The imagery that Frost creates at the end of the poem in lines one-hundred-sixty-eight to one-hundred-seventy-two not only creates an image in the reader's mind, but Robert Frost also uses it to foreshadow the ending of his poem. The image describes a small cloud that looks like it may hit the moon, which it does, this little cloud symbolizes Silas where as the moon symbolizes Warren and the "hitting" symbolizes if Warren will ever forgive and accept Silas, when the cloud does strike the moon in the image it tells the reader that Warren finally does forgive and accept Silas. The wide use of figurative language and its importance in helping the author convey the meaning is commented on by Charney when he says, "Third, Frost's figurative language tends to be drawn from nature, with similes and metaphors of a homely and domestic quality. This is, of course, the greatest illusion of all because the images are so artfully applied to the subject of the poem."
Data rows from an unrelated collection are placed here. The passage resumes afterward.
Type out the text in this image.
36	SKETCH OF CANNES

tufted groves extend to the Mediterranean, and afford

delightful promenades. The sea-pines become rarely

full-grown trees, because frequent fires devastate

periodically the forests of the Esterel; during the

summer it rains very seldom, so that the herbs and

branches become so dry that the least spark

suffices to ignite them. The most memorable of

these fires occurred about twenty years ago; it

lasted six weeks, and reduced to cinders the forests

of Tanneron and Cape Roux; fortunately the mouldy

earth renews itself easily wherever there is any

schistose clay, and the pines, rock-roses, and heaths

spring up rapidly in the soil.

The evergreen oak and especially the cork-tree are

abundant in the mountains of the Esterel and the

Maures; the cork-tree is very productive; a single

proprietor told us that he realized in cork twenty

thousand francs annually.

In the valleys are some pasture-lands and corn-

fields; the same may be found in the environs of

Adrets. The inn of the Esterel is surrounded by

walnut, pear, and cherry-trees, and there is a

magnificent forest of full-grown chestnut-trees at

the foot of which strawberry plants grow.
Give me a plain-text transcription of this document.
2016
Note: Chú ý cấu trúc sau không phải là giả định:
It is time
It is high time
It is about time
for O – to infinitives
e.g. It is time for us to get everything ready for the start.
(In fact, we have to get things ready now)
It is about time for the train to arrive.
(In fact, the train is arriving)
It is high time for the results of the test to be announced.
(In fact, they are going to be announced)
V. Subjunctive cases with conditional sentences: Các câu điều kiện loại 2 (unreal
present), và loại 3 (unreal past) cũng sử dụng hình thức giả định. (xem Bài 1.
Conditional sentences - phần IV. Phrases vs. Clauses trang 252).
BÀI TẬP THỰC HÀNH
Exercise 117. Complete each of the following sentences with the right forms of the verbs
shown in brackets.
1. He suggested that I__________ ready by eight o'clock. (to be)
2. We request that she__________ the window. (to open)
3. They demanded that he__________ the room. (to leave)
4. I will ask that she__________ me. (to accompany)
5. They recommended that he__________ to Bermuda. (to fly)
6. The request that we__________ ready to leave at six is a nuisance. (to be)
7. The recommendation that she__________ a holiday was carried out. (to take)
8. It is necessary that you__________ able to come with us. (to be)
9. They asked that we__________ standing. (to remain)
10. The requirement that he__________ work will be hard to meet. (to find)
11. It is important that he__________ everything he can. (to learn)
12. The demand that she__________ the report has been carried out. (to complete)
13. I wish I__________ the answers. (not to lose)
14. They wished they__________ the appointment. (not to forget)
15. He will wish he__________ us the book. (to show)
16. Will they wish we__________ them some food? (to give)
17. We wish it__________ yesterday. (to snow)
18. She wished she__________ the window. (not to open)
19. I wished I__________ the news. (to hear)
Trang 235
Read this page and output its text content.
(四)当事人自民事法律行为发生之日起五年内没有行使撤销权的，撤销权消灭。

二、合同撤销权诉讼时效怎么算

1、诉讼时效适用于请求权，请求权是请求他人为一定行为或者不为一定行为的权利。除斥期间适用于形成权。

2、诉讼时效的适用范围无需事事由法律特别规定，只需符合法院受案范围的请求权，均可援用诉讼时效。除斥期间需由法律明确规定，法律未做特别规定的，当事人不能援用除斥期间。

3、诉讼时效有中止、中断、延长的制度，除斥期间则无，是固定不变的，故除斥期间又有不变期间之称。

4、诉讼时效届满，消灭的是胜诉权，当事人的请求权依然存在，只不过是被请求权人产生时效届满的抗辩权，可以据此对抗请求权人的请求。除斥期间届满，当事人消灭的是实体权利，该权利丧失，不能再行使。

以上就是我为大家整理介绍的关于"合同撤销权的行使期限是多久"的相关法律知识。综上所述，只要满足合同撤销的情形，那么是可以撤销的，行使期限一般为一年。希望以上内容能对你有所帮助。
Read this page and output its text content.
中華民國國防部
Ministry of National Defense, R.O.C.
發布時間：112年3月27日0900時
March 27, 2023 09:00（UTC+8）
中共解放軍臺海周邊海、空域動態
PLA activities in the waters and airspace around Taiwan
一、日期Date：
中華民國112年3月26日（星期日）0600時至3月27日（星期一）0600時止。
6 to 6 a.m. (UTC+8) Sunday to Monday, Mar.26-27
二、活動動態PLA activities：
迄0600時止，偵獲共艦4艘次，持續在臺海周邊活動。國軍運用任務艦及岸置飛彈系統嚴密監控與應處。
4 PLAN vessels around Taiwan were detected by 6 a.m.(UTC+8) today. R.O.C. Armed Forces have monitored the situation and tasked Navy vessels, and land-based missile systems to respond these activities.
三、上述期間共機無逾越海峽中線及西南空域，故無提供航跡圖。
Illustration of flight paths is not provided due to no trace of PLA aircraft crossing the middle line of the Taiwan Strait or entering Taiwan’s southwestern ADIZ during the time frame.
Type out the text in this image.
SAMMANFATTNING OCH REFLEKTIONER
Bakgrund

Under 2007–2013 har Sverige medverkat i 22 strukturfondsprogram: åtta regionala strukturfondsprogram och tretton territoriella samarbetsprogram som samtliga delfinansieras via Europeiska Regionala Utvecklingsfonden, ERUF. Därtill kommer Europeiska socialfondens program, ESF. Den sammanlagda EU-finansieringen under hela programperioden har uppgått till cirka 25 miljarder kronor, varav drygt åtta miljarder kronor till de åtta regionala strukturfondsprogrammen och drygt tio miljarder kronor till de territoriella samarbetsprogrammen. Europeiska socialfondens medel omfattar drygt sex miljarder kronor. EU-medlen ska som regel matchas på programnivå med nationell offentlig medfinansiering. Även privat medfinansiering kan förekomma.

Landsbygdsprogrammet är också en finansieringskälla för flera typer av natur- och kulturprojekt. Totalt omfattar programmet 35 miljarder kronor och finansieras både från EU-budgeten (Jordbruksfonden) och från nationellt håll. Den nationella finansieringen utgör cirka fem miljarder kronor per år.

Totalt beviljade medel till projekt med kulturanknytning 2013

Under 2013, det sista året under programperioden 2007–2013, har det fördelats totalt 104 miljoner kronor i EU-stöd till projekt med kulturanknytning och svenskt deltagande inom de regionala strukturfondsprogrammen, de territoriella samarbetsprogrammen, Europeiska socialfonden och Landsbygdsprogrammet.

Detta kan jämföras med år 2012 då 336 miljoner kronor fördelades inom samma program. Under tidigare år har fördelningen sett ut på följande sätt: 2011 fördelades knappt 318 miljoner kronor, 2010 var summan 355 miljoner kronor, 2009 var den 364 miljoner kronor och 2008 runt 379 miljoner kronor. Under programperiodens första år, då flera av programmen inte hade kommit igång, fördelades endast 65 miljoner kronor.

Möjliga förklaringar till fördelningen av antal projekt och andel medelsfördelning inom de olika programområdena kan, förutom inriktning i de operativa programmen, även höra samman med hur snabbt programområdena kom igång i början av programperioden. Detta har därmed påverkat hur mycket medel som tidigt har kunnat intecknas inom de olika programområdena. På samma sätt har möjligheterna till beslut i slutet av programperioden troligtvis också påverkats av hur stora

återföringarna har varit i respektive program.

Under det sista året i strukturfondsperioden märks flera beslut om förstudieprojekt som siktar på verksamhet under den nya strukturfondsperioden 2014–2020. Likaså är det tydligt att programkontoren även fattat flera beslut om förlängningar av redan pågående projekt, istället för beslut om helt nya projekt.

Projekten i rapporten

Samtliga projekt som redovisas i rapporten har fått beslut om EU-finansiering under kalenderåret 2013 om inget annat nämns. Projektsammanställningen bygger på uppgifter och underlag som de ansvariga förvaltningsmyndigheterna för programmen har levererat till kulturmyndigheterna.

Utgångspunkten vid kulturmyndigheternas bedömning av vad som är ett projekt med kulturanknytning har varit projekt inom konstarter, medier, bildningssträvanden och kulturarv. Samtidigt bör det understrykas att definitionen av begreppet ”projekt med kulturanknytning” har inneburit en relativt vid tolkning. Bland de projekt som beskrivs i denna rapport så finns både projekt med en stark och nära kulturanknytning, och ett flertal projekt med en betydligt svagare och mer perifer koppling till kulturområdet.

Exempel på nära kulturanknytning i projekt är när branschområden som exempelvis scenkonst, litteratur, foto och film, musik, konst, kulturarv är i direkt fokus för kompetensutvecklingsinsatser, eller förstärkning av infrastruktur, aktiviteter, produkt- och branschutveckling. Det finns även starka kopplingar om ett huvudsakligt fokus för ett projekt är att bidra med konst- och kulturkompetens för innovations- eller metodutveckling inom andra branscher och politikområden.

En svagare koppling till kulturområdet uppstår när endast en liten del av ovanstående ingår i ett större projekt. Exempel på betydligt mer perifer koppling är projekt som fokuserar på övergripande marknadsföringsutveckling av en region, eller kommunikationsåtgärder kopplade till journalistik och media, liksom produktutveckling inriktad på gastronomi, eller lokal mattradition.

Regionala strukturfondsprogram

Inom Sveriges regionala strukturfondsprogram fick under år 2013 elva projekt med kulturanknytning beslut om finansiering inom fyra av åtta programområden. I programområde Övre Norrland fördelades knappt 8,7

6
Finally, there is the biblical allusion of the Parable of the Lost Son, that Robert Frost shows throughout the whole poem and that he uses to help convey the theme of the poem (Luke 15: 11-32). Jesus tells this story to it show that even when we as Christians stray in our faith that our Heavenly Father, God, will always forgive us and accept us back with open loving arms. The reader can take this to an even more literal level and that is where the theme of the poem is realized because it also shows that we as people need to always forgive and accept others for who they are before it is too late. For this poem though Mary symbolizes the father, Warren the angry obedient son and Silas would be the foolish young son that wasted all of inheritance. Frost is attempting to show the reader that just as Mary has accepted Silas back into their home, her husband Warren needs to also before he loses the chance to, with Silas's precious life coming to an end.

Through the use of poetic devices, structural devices, and metrical devices, Robert Frost has been able to emphasize and show the many different parts of his theme throughout the poem. Also the readers are able to conclude that Frost is telling them that they need to forgive and accept anybody in their lives, and accept them before it is too late because you never know when you might not get the chance to ever attempt it again.